The ratio, F(t)/F̄_u, is a weighting factor for the instantaneous concentrations, C(t); it is large when F(t) is large and zero when the flow is stopped. Since this ratio is defined as having a mean value of 1.0 over the passage time of the dilution curve, it can be obtained from a linearly flow-proportional signal which need not be calibrated in absolute terms. This can be derived from the pressure difference between two orifices of a double-lumen catheter (22) or from a velocity transducer (28). Equations similar to equation 8 can be used for t̄ and σ While such a method can be expected to provide a vast improvement in accuracy, the problems of cross-sectional averaging of flow and of concentration remain to plague the perfectionist.

When this technique is applied to the dye curves in Figure 1, the estimates of F̄_u, t̄, σ/t̄, and V were 99.6%, 99.0%, 99.2%, and 98.6% of those given by the classical equations. For this curve, ω_c, was calculated by equation 6 to be 0.4/sec. The heart rate and respiratory rates were 2.08/sec and 0.66/sec, giving values of ω/ω_c of 5.2 and 1.65 at these frequencies. At these values of ω/ω_c the errors in the estimates should theoretically be small, as the above observed values suggest.

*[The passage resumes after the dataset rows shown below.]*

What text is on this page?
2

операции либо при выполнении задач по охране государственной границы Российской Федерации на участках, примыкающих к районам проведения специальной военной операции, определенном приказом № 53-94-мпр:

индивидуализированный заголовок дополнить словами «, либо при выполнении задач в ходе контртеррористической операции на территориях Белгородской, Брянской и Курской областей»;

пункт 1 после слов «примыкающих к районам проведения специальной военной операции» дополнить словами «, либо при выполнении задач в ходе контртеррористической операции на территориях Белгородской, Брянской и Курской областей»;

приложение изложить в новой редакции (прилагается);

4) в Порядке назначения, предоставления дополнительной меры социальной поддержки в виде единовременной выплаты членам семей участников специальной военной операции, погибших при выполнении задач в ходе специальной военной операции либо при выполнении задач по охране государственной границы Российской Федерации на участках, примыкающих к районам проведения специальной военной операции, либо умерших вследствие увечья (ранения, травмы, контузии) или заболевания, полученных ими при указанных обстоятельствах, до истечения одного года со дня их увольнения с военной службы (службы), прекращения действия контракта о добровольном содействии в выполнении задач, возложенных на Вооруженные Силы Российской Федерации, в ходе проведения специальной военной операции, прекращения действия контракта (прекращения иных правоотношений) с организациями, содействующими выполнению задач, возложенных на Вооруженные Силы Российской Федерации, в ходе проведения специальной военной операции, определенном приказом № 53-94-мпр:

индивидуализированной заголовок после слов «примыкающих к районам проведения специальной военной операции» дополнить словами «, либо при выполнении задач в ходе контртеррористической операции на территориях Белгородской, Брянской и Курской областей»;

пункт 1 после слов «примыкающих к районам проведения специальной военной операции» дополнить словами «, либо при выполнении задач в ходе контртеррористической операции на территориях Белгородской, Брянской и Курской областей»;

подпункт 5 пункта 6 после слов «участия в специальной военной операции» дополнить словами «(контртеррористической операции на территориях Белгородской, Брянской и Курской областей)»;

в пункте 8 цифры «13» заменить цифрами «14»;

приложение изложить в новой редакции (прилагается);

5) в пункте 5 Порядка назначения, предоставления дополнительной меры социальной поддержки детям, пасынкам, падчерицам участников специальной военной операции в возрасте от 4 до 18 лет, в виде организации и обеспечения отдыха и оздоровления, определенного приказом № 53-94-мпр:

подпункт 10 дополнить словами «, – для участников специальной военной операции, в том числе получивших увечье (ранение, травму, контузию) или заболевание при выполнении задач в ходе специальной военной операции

Determination of Flow-Dependent Transport Function

The assumptions that ω_c is proportional to F(t) and that other shaping parameters of h(t) do not change are reasonable for fairly wide ranges of estimates of flow in large vessels and for the pulmonary and renal circulations. However, dispersion, skewness, and kurtosis of h(t) would vary whenever a change in flow results in a change of velocity profile in large vessels or in a change of the distribution of regional flows in a capillary network. The approximation can be useful in obtaining a description of the transport function when F(t)/F̄_u is known. General treatments have been given by Stephenson (1) and Sherman (29), and a closer approach to the problem was provided by Zadeh (30). His treatment can be simplified considerably when the injection is an impulse, δ(t), and when concentration and flow are the same across the cross section of the vessel.

The present model can be used moderately well even if F(t)/F̄_u is not completely described. If respiratory and cardiac frequencies are known or recorded along with concentration-time curves from the input and output ends of the segment, then F(t) may be considered as the sum of two periodic functions of unknown amplitude but of approximately known form. With the upstream curve used as input, y₀(t), the parameters of the differential operator may be varied to obtain optimal matching of y₆(t) with the curve recorded at the downstream point. Even with imperfect estimates of F(t), this should provide much more accurate estimations of the circulatory transport function than could be obtained by assuming that F(t) = F̄.